Gun Crazy (1949) I have a whole blog post dedicated to this one. There are numerous scenes I want to rip and post to YouTube because they are so rich, as well as at least one animated GIF. Gun Crazy is one of those great b-movie noirs that produces the textbook femme fatale. The truly bad woman that can’t help it, and the poor sap of a guy who can only be her dog. It seems remarkably two-dimensional and empty when you write it, but when you see them together on film robbing and killing for love and passion it seems that Bonnie and Clyde was made almost twenty years early. I will write that blog post and include a few more scenes, but in the interim check out this short scene wherein Annie (Peggy Cummins) tells Bart (John Dall) that she wants more than $40 a week, she “wants things, a lot of things, big things.” Her speech is brilliant, and those things are more than just money, they’re an idea of living—a razor’s edge approach to life. This film is full of moments like this, it’s a total gem—not to mention the deep dark commentary on America’s fascination with guns that is everywhere in this film (with no small thanks to blacklisted screenwriter Dalton Trumbo).

On Tap:

Tokyo Story (1953)  Next up is Tokyo Story, and I have to admit this is one of those films I should have seen a while ago but never did. I have seen it repeatedly talked about as one of the greatest films ever made, but still haven’t been pushed to see it. I think while I was watching  Sansho the Bailiff by Kenji Mizoguchi recently I started realizing Japan has a whole film history besides Kurosawa that is amazing. A few years back I saw a film by another Japanese director Tomu Uchida’s Chikamatsu’s Love in Osaka (1959) and I really wanted to return to all these directors films and see more. The films are beautiful, precise, and human in a way film seems to have become denatured to these days—save perhaps Malick’s films.

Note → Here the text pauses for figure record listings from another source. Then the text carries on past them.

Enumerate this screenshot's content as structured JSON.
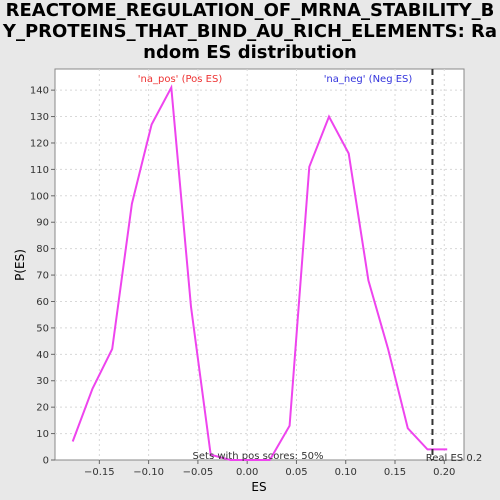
{
  "chart_data": {
    "type": "line",
    "title": "REACTOME_REGULATION_OF_MRNA_STABILITY_BY_PROTEINS_THAT_BIND_AU_RICH_ELEMENTS: Random ES distribution",
    "xlabel": "ES",
    "ylabel": "P(ES)",
    "xlim": [
      -0.195,
      0.22
    ],
    "ylim": [
      0,
      148
    ],
    "x_ticks": [
      -0.15,
      -0.1,
      -0.05,
      0.0,
      0.05,
      0.1,
      0.15,
      0.2
    ],
    "x_tick_labels": [
      "−0.15",
      "−0.10",
      "−0.05",
      "0.00",
      "0.05",
      "0.10",
      "0.15",
      "0.20"
    ],
    "y_ticks": [
      0,
      10,
      20,
      30,
      40,
      50,
      60,
      70,
      80,
      90,
      100,
      110,
      120,
      130,
      140
    ],
    "grid": true,
    "series": [
      {
        "color": "#ee44ee",
        "x": [
          -0.177,
          -0.157,
          -0.137,
          -0.117,
          -0.097,
          -0.077,
          -0.057,
          -0.037,
          -0.017,
          0.003,
          0.023,
          0.043,
          0.063,
          0.083,
          0.103,
          0.123,
          0.143,
          0.163,
          0.183,
          0.203
        ],
        "y": [
          7,
          27,
          42,
          97,
          127,
          141,
          58,
          2,
          0,
          0,
          0,
          13,
          111,
          130,
          116,
          68,
          42,
          12,
          4,
          4
        ]
      }
    ],
    "real_es": 0.188,
    "annotations": {
      "pos": {
        "text": "'na_pos' (Pos ES)",
        "color": "#ee3333"
      },
      "neg": {
        "text": "'na_neg' (Neg ES)",
        "color": "#3333dd"
      },
      "sets_with_pos": "Sets with pos scores: 50%",
      "real_es_label": "Real ES 0.2"
    }
  }
}
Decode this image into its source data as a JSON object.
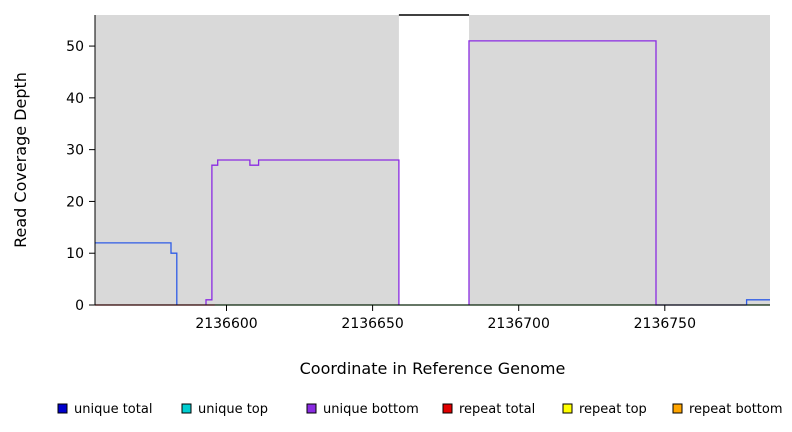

Friday the 13th (1980)  Perhaps one of the most maligned films of all time? The slasher cycle is in full effect with this one, while a terrible film in many ways it also serves to codify the plot devices that drove Carpenter’s 1978 masterpiece Halloween into the national consciousness. Friday the 13th was a cheap jam on a theme that created one of the most memorable mask wearing mindless murderer of last 30 years . This watching will be with Camp Magic Macguffin in mind all the way 🙂 I’m going to make this one of the films I try and argue belongs on the National Film Registry list, it may be a hard sell for many aesthetically (whihc I would agree with), but I think there is a solid argument for its cultural significance over the last 30 years.